TEMPO.CO, Jakarta - Komisi untuk Orang Hilang dan Korban Tindak Kekerasan atau KontraS menyatakan ada pola baru dalam penanganan demonstrasi oleh polisi di tahun 2020. Pola ini baru, setidaknya dibandingkan dengan penanganan May Day, unjuk rasa 21-22 Mei, dan #ReformasiDikorupsi pada 2019.
"Kami menemukan ada legitimasi dari atasan kepolisian untuk melakukan penanganan atau penindakan hukum secara subyektif," ujar Peneliti KontraS, Rivanlee Anandar kepada Tempo pada Jumat lalu, 16 Oktober 2020. Terutama, terhadap agenda-agenda yang berkaitan dengan kebijakan negara yang lebih luas.
Legitimasi itu pertama terlihat dari terbitnya surat telegram dari Mabes Polri tentang penanganan Covid-19. Surat telegram nomor ST/1100/IV/HUK.7.1./2020 tanggal 4 April 2020 itu ditandatangani Kepala Badan Reserse Kriminal Komisaris Jenderal Listyo Sigit Prabowo.
"Ada pasal penghinaan presiden atau penguasa dan sebagainya," kata Rivanlee. Dengan surat telegram itu, Mabes Polri menggencarkan patroli siber.

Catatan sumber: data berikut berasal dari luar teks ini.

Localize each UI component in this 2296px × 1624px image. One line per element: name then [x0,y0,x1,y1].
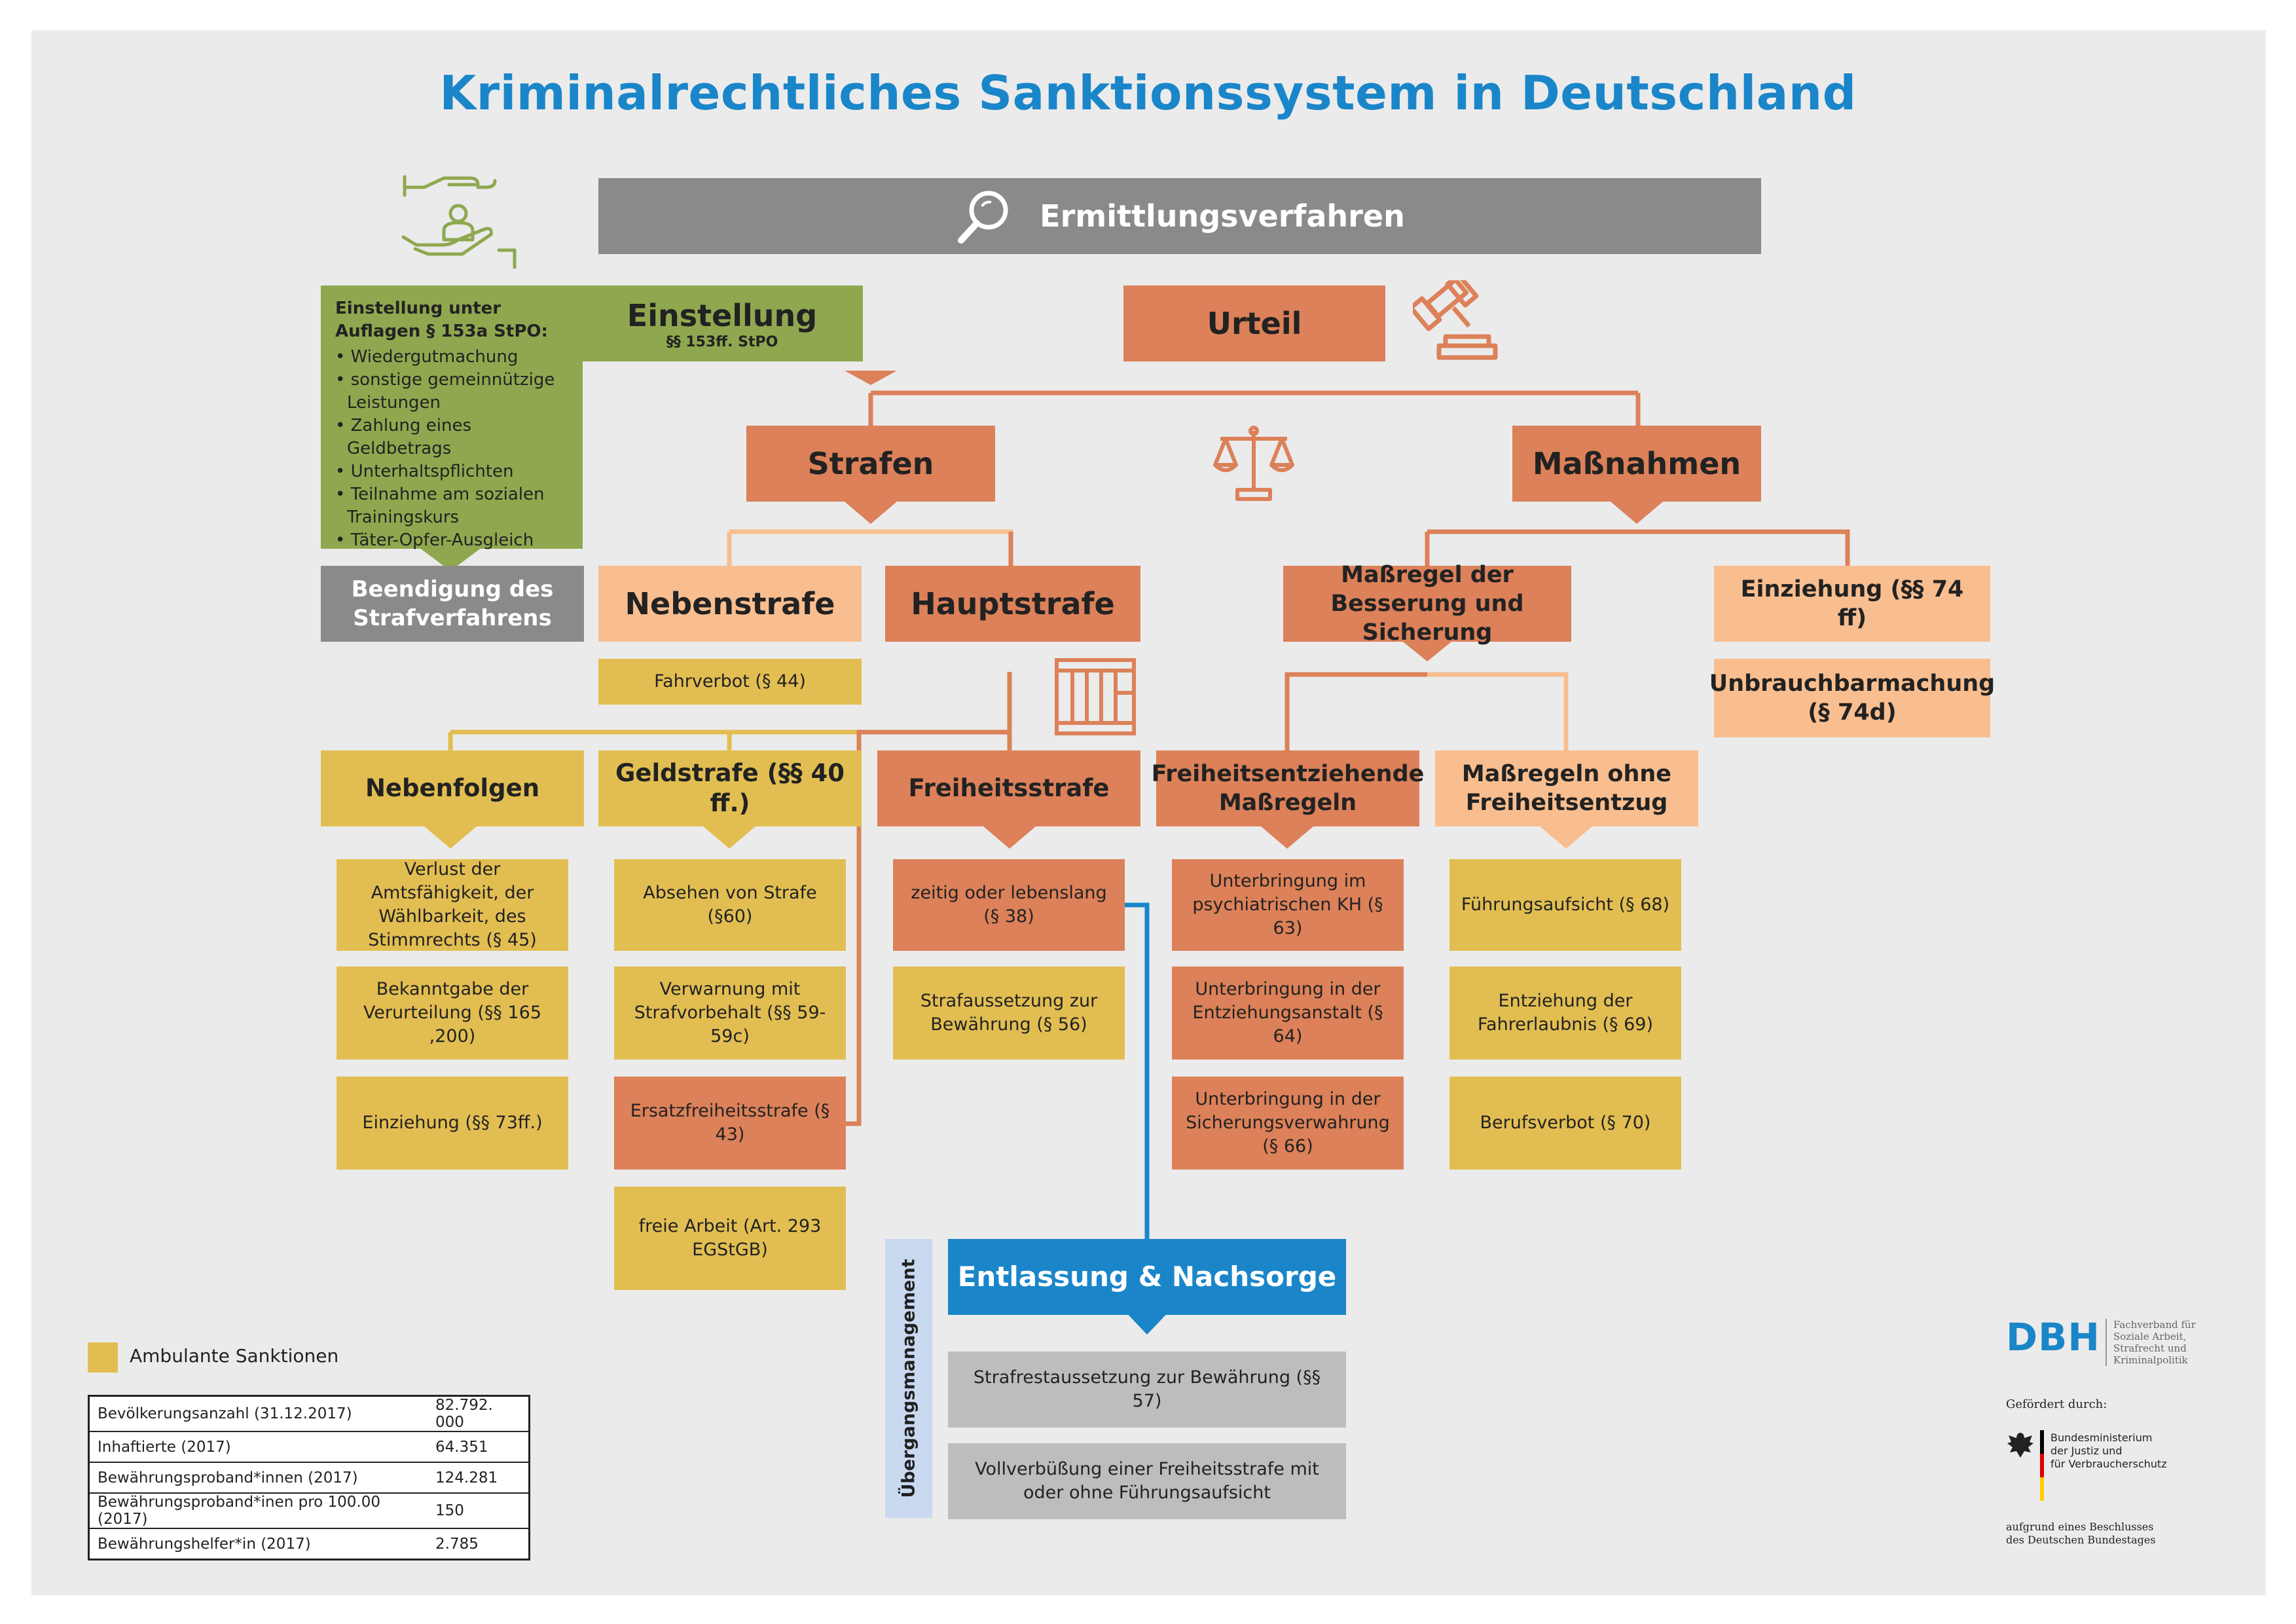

Setidaknya, ada tiga hal yang dipantau dalam patroli siber, yaitu berita bohong atau hoaks tentang virus Corona, penghinaan terhadap presiden dan pejabat pemerintah, dan praktik penipuan penjualan alat-alat kesehatan secara daring.
Penyebaran hoaks Corona dan kebijakan pemerintah dalam mengantisipasi penyebaran Covid-19 diancam dengan Pasal 14 dan atau Pasal 15 Undang-Undang Nomor 1 Tahun 1946 tentang Peraturan Hukum Pidana. Pelaku penghinaan terhadap presiden dan pejabat pemerintah dikenakan Pasal 207 Kitab Undang-Undang Hukum Pidana (KUHP). Penipu penjualan alat-alat kesehatan secara daring, dijerat melalui Pasal 45A ayat (1) jo Pasal 28 ayat (1) Undang-Undang Informasi dan Transaksi Elektronik.
Legitimasi kedua di tahun ini, kata Rivanlee, adalah munculnya surat telegram tentang Omnibus Law UUndang Cipta Kerja. Dalam telegram bernomor STR/645/X/PAM.3.2./2020, Kapolri Jenderal Idham Aziz memberi beberapa instruksi mengenai rencana demonstrasi dan mogok nasional kelompok buruh dan masyarakat sipil lain yang menolak UU Cipta Kerja.
Instruksi itu meliputi melaksanakan fungsi intelijen dan deteksi dini; mencegah, meredam, dan mengalihkan aksi unjuk rasa dengan dalih mencegah penyebaran Covid-19; patroli siber pada media sosial dan manajemen media untuk membangun opini publik yang tak setuju dengan aksi unjuk rasa di tengah pandemi.
"Sebelumnya, surat-surat telegram itu tidak ada pada 2019."
Rivanlee mengatakan polisi sebenarnya masih punya 'pekerjaan rumah' penanganan aksi massa di tahun 2019. Evaluasi itu berupa tidak adanya indikator yang jelas dalam penindakan terhadap massa aksi. Contohnya seperti ukuran proporsionalitas, tindakan kebutuhan mendesak, legalitas, dan prinsip-prinsip yang ada di undang-undang yang berlaku.
"Polisi tidak menjalankan evaluasi (penanganan aksi massa) sebelum adanya surat telegram, tapi sudah memunculkan pola baru dengan melegitimasi penindakan secara subyektif," kata Rivanlee.